Hello everyone! I’m new to the forum. I plan to move to Taiwan in Feburary or March of 2016. Although that’s still months away, I want to start preparing for my life there.
One of the biggest reasons I’m moving to Taiwan is to study Chinese.
A bit about my Chinese:
1 - I lived in Chongqing, China for 1 year, and independently studied Chinese there the whole time
2 - I’ve been living in Shenzhen, China for the last 3 months (and will continue to do so until I move to Taiwan); I’m still studying independently
How I learn Chinese:
1 - I chat with friends
2 - I pick up new words everywhere I go (especially from chatting with friends), add them to my dictionary app, and then study them formally later
3 - I review vocabulary for upwards of an hour every day…although that might seem like a lot, I’ve found it to be the most helpful thing for me thus far
4 - I listen to audio lessons (like 慢速中文 podcast)
5 - I TRY to watch tv shows (like 家有儿女) but I find this tedious (because of the huge number of words I can’t understand) and boring (because of said inability to understand)
6 - Use grammar books and online resources to fill in the gaps
7 - If I can read a character, it’s by accident; I don’t formally study them, but I’ve managed to pick up a lot just because I message friends in Chinese every day on WeChat (CANNOT write by hand)
8 - Last but absolutely not least, I do a language exchange regularly
It’s worth noting that I’m pretty dedicated to my studies. On work days I study for 2-3 hours before work, and on the weekend I push this up to around 5-6 hours (including breaks).

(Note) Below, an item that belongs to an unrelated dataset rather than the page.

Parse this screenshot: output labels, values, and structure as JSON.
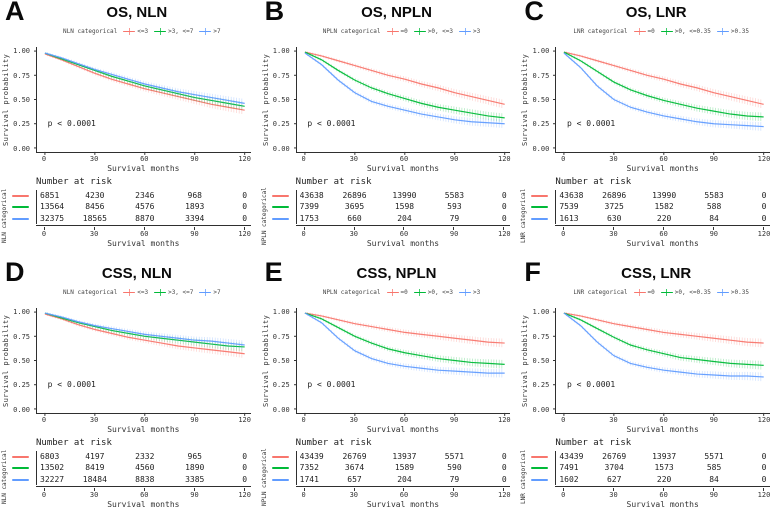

All of these things have helped me to improve my Mandarin by leaps and bounds over the last year and a half. But I’m noticing some gaps:
1 - my listening is starting to far outpace my speaking…I want to stop this before it gets worse
2 - I’m finding it difficult to improve…I’m finding less chances to speak and also finding myself using the same patterns over and over (never the new ones)
3 - my freestyle learning has served me well up to this point, but I think throwing in some structure could really help me push forward
At the moment, even though I know the arguments against doing so (memory etc), I’m not willing to learn to write Chinese by hand. I spent many years studying Japanese (including living in Japan), devoting hours upon hours upon hours to learning how to write the Chinese characters in the Japanese language. After 2 years of not studying I had completely and utterly forgotten how to write all Japanese characters, but I didn’t forget how to speak or listen. I don’t want to do this again with Chinese. I missed so many opportunities to do things with local people because I was tucked away in some corner of the library or shut in my apartment studying characters…and it’s all gone now anyhow.
So, in Taiwan…I kind of planned to take a Chinese class at a university there, but I’m probably not going to be able to for the same reason that I have yet to take a Chinese class anywhere: writing. I’m not sure how I can get around it. It’s a shame that they don’t offer different sorts of classes. In Shenzhen they offer each class separately (reading, writing, speaking and listening), and you can get a discount by taking all of them, but you don’t have to. For reasons unmentioned, I’m not able to enroll at the moment.
Does anyone know of any schools in Taiwan that offer classes like this? Or does anyone have any general recommendations on how I can study Mandarin in Taiwan given my current goals?
Thanks in advance for all of your help!